Oh but let's not forget what time of year it is - the magical month of January. The time of year that marks the beginning of a new me, a TRANSFORMED me, a non-lazy-willing-to-sacrifice-and-be-uncomfortable me. January 1st is the day I change out one calendar with another and am filled with the motivation to forever more be my best self.

If only.

It's true, though, that January is a character-defining month, but it's less about the goals you make and more about your response to the concept of goals in general. January is when we start drawing lines in the sand and sort ourselves into one of four categories: those who make New Year’s resolutions, those who loudly refuse to make resolutions like goals are an assault on humanity, those who collectively groan but half-heartedly commit to change, and those who solely invest energy in trying to come up a unique quip about how goals will be broken in two weeks. I think I’m somewhere in the third camp, unable to help myself from making goals but also an established record of accomplishing only a few.

I was listening to Glennon Doyle’s podcast We Can Do Hard Things and she put it the best of any Resolution Commentator. Instead of setting goals, she simply asked, “What’s some old shit you’re considering letting go of and what’s some new shit that you’re considering trying?”

She lured me in with the word consider. That’s the level of commitment I can get behind. Thinking about change – the Video Game Win of behavioral psychology.

We’ll start with the obligatory consideration we all believe I need to make: just delete the app, yo. There. Verbalized and immediately placed on the Maybe Later But Probably Never shelf because *plot twist* this isn’t actually about solitaire.

Where my mind went next feels a lot more meaningful but also infinitely harder. It diverges from my typical goals where I can easily track success and wanders into the realm of shifting paradigms. Really, it’s just a bunch of questions I rarely make space for.

What if, and stay with me here, I embrace mediocrity? Like, full on just said, "Yes! You're performing mildly okay! Great job!" What if I just accepted the could-be-better and the half-effort? Or, what if I acknowledge that .1% is greater than 0% and, this last part is revolutionary, actually let that apply to me?

See, I have this ongoing struggle with setting unrealistic expectations and then stopping before I start so I don’t embarrass myself with the work in progress. Productivity paralysis is made even worse by society’s constant escalation of success. Don’t even show up unless you have some dramatic before and after pics. That video? Not worth uploading unless it’ll make you a national treasure. And fall in line behind the independently wealthy with ten streams of passive income. There's success and then there's internet-inflated success. Keep up.

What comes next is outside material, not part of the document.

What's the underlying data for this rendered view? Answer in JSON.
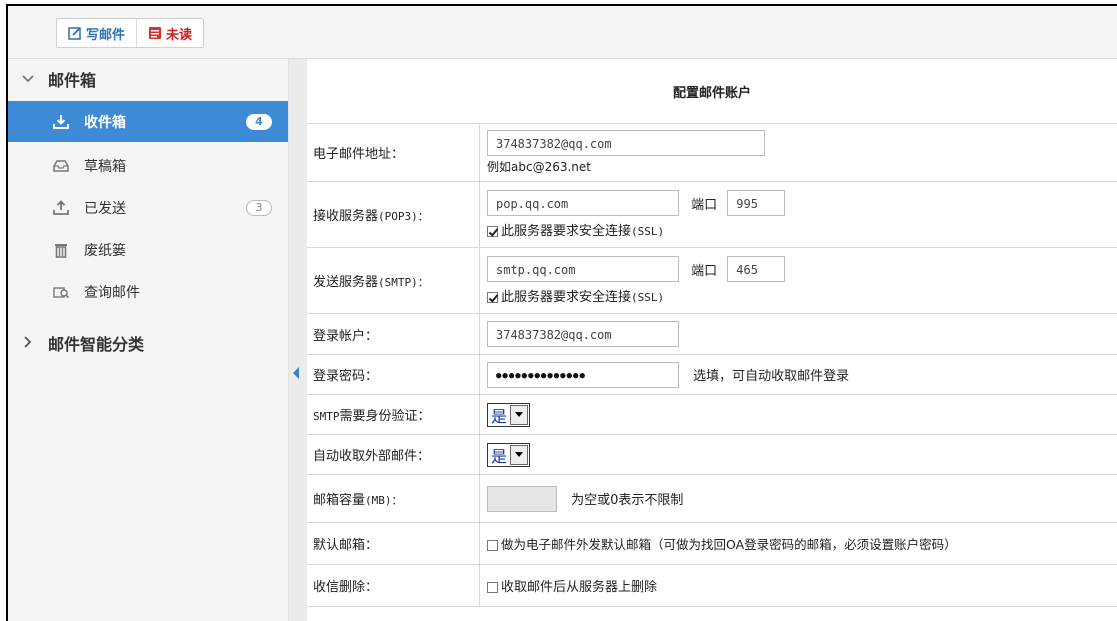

But what if I just let the result go? The amount of weight lost, the job title, the number of books read -- what if just the doing is enough instead? This is somehow starting to feel like a Dr. Seuss poem but let me tell you, the idea itself is freeing. It’s surprisingly (dare I say?) motivating. Most of all, it feels like a relief.

Don’t get me wrong, this isn't some magically defining moment – that To Do list of expectations is still prominently on my desk and I’m still, you know, me. I don’t suddenly look at all my shortcomings with grace, applaud every effort, or feel proud of just showing up. And a part of me that I don’t really want to acknowledge just looks at the thought experiment as a means to an end rather than the end itself. You know, the old bait-and-switch from “just do anything” to “it must be absolutely perfect".

For now, though, I’m going to choose to lean into the semantics of the goal – just “consider”. Outside of writing this post, I’m guessing that lasted a solid 15 minutes which is at least 5 sacrificed games of solitaire so I’d say I totally nailed it. And that means I already have my first 2023 Real Life Win. Cue the flying cards.